5. Use peer pressure to your advantage One of our huge breakthroughs came on a day when we went to visit Violet's babysitter and her kids They were gobbling down Violet's freeze-dried apples like they were candy, and Violet realized that not only were those things a hot commodity, but also that the other kids WEREN'T SPITTING THEM OUT. It was after that day that we really noticed that she started to chew and swallow. I also will play YouTube videos of other babies and toddlers eating. She really watches and imitates what she sees in the video. This is how we got her to start taking bites of larger bits of food and she also tries to use utensils now as well. Seriously, what did parents do before the internet?! Here are her current favorite videos:
Cute Baby Eating Peas (Good for eating finger foods)
Baby Eating (Good for biting pieces from larger bits of food)
Toddler Eating Strawberries with a Spoon, Very Silly! (Good for using utensils)
One-year-old baby eats food by himself (Also good for biting pieces from larger bits of food)

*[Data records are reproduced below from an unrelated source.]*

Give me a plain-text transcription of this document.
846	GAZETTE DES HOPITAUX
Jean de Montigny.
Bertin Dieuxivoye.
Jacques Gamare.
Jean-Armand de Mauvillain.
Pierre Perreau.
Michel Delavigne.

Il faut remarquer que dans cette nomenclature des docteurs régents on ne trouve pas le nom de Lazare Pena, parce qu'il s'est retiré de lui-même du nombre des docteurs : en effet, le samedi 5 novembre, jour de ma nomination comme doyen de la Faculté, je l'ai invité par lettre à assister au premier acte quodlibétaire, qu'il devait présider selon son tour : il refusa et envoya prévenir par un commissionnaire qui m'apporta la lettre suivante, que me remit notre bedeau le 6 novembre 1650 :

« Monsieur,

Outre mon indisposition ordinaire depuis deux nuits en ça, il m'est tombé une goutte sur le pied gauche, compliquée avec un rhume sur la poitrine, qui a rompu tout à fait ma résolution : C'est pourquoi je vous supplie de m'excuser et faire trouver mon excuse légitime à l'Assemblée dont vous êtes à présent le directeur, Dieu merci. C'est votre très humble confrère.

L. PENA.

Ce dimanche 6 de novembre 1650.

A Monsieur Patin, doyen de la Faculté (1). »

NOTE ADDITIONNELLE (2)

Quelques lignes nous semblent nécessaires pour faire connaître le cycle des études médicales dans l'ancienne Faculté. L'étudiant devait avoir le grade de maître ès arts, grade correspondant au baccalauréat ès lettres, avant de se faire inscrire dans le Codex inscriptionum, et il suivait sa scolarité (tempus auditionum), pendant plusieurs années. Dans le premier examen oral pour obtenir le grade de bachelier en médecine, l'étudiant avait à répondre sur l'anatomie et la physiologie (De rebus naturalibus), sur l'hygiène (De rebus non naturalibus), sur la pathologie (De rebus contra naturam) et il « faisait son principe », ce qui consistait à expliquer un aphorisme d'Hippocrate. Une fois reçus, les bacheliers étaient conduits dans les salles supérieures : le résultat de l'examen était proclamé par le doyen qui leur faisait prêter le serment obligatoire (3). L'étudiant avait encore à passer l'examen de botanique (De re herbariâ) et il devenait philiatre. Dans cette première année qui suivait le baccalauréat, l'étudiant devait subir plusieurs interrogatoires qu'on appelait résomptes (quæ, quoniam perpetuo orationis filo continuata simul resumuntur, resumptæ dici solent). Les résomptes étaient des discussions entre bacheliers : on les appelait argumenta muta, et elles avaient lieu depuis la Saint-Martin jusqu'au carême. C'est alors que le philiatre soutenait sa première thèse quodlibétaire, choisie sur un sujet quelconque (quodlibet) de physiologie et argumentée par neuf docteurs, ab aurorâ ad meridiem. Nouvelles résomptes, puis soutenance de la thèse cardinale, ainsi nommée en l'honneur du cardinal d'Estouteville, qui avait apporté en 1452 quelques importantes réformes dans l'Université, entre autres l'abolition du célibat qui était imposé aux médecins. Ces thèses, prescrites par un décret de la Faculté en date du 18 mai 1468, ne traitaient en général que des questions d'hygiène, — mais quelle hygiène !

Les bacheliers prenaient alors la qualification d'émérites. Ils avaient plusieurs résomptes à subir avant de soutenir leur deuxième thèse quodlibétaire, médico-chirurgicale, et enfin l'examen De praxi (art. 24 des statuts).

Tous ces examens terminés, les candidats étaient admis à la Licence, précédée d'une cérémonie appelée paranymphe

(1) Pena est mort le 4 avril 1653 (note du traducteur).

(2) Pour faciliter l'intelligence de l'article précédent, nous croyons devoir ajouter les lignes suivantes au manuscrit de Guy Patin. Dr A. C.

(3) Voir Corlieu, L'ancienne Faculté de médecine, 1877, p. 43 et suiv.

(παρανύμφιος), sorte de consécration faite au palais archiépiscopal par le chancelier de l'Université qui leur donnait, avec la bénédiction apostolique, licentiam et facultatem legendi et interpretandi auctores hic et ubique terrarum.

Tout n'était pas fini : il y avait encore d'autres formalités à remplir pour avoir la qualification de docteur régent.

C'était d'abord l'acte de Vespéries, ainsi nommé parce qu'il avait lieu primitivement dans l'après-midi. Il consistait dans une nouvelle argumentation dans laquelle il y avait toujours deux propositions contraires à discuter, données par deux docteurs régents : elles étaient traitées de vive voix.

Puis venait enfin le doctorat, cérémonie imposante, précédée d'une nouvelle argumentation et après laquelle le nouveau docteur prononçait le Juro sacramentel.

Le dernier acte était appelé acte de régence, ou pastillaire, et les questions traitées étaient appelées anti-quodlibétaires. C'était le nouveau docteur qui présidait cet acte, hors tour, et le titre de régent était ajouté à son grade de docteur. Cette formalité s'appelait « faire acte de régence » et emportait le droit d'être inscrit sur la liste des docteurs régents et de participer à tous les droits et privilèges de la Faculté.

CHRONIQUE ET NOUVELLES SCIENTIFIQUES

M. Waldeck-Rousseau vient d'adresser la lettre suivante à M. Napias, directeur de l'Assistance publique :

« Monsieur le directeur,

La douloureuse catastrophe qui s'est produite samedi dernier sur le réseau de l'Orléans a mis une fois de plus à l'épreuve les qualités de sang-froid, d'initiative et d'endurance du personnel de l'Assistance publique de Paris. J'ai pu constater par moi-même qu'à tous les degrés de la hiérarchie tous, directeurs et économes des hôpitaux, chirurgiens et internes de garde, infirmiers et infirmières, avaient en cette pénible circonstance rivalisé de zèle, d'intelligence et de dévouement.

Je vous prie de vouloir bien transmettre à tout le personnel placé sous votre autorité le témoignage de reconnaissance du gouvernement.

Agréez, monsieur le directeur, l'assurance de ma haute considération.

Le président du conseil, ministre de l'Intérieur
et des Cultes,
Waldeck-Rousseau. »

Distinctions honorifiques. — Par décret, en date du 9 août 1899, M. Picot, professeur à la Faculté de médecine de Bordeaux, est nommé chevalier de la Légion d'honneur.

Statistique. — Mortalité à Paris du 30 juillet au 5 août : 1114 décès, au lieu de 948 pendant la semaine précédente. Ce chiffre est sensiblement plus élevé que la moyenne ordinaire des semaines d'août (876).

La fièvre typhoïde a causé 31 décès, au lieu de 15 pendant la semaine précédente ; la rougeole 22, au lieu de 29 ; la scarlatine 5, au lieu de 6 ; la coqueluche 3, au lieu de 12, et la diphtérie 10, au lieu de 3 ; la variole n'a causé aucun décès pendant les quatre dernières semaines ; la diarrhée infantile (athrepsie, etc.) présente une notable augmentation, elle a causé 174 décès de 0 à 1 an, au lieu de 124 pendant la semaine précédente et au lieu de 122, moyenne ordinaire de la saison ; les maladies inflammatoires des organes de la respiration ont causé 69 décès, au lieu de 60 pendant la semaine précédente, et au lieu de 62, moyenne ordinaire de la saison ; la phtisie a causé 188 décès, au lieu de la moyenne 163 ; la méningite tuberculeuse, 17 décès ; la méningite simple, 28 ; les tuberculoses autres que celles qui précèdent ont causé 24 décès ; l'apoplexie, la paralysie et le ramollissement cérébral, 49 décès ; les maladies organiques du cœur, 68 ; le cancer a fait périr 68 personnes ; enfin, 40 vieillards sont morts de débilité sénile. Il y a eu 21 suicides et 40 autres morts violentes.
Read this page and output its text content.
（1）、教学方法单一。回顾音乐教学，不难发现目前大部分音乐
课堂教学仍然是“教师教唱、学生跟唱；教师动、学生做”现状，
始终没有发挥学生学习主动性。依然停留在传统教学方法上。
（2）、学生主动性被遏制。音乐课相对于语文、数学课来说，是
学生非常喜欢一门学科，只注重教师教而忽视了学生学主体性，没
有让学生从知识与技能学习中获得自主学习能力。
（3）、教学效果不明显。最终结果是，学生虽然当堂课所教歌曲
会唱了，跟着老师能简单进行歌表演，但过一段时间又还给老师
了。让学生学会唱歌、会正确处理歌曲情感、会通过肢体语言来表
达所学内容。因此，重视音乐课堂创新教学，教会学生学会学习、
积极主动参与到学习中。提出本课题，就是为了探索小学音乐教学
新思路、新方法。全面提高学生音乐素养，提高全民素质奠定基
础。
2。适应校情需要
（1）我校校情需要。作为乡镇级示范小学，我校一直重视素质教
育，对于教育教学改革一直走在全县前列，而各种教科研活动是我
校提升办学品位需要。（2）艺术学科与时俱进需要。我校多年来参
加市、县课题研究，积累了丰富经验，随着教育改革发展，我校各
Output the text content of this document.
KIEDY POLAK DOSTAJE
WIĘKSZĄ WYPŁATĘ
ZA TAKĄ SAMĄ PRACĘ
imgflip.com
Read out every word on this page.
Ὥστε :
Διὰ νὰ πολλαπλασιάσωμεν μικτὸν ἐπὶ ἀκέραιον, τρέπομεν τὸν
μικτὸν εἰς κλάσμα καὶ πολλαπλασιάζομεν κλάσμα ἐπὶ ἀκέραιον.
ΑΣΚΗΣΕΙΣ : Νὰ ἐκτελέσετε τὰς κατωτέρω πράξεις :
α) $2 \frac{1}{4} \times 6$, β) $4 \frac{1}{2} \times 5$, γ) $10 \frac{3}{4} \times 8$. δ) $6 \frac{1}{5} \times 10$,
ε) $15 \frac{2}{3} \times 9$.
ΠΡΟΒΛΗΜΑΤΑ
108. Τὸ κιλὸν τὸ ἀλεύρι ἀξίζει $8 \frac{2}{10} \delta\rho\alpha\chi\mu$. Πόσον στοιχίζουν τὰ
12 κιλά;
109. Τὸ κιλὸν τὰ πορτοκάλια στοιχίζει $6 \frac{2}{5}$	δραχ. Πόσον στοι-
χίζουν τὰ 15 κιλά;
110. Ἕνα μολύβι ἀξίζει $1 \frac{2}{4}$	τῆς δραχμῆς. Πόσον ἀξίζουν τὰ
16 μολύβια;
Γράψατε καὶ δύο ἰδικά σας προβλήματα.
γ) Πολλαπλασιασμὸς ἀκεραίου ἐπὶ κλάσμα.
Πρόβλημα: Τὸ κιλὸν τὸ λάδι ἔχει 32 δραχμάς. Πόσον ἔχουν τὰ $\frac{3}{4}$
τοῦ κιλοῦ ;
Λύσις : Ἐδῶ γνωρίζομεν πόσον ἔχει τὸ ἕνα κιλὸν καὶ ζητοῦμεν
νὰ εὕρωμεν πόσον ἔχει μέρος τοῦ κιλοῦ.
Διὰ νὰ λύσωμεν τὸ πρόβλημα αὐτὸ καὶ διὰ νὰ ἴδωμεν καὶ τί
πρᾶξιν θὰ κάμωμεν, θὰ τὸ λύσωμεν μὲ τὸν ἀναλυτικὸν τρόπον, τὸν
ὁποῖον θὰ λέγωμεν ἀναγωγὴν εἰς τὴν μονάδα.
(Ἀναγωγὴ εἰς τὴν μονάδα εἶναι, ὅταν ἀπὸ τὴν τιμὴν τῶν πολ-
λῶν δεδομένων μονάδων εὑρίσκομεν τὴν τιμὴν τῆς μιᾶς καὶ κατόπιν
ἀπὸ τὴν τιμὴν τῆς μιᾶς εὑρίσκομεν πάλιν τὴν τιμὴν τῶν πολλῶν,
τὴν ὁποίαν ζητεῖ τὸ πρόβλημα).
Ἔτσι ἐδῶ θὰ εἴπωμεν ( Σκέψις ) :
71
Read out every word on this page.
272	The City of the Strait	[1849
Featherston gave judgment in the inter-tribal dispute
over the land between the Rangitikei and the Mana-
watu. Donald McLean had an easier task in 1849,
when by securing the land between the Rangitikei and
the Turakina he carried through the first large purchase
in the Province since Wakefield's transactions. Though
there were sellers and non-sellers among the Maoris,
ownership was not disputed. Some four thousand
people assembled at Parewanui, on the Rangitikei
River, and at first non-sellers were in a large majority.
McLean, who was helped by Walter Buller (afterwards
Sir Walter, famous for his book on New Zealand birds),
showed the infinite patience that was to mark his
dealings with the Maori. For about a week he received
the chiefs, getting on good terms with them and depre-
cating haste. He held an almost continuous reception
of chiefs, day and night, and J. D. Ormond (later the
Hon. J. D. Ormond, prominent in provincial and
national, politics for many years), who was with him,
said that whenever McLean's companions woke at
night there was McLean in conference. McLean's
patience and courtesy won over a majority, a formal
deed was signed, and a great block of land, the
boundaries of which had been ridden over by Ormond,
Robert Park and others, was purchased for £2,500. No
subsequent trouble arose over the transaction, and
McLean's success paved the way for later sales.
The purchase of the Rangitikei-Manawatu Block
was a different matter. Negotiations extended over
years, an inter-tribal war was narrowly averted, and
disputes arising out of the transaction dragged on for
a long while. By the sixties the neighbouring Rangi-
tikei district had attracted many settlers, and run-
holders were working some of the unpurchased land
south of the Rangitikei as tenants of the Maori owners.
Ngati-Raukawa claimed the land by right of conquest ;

We also recently started to take Violet to feeding therapy. We would have started sooner, but it took THREE MONTHS to get in! Here are a few tips that the therapists shared with us:
- Provide your child with at least two preferred and one non-preferred food at each meal
- Limit distractions
- Eat as a family at the table and serve family style at all meals
- Allow your child to help with food preparation and setting of the table (Violet seems to eat more when she sees me chopping up her food for whatever reason)
- Set mealtime routine with breakfast, snack, lunch, snack, dinner
- Allow child to 'play' with food and get messy. (This one surprised me as parents are notorious for telling children NOT to play with their food, but apparently studies have shown that children who are allowed to play with their food become better eaters in the long run. Playing with foods has allowed Violet to get used to new textures and to learn that eating is fun and not just a chore. It's definitely a LOT more work, but it's working and that's what matters.)
- Do not hide foods in other foods, 'trick' you child into eating a food, or force feed your child. (The idea is to gain your child's trust. Mostly I place the foods in front of Violet and allow her to decide what she wants to eat and doesn't want to eat. I model and encourage certain things, but don't force the issue. Usually she will eventually try everything on her tray.)
- Don't strap your child into the high chair. (Obviously if you have a very squirmy child and feel that it's a safety issue, by all means use the straps, but this kind of goes along with the trust thing and making eating fun and not a chore.)
Thanks for letting me get up on my soapbox for a minute there. I really, truly hope that this post is helpful to some of you - whether your child is just a picky eater or something more serious.
And if you have any tips for getting your kids to eat solids, I'd love to hear them!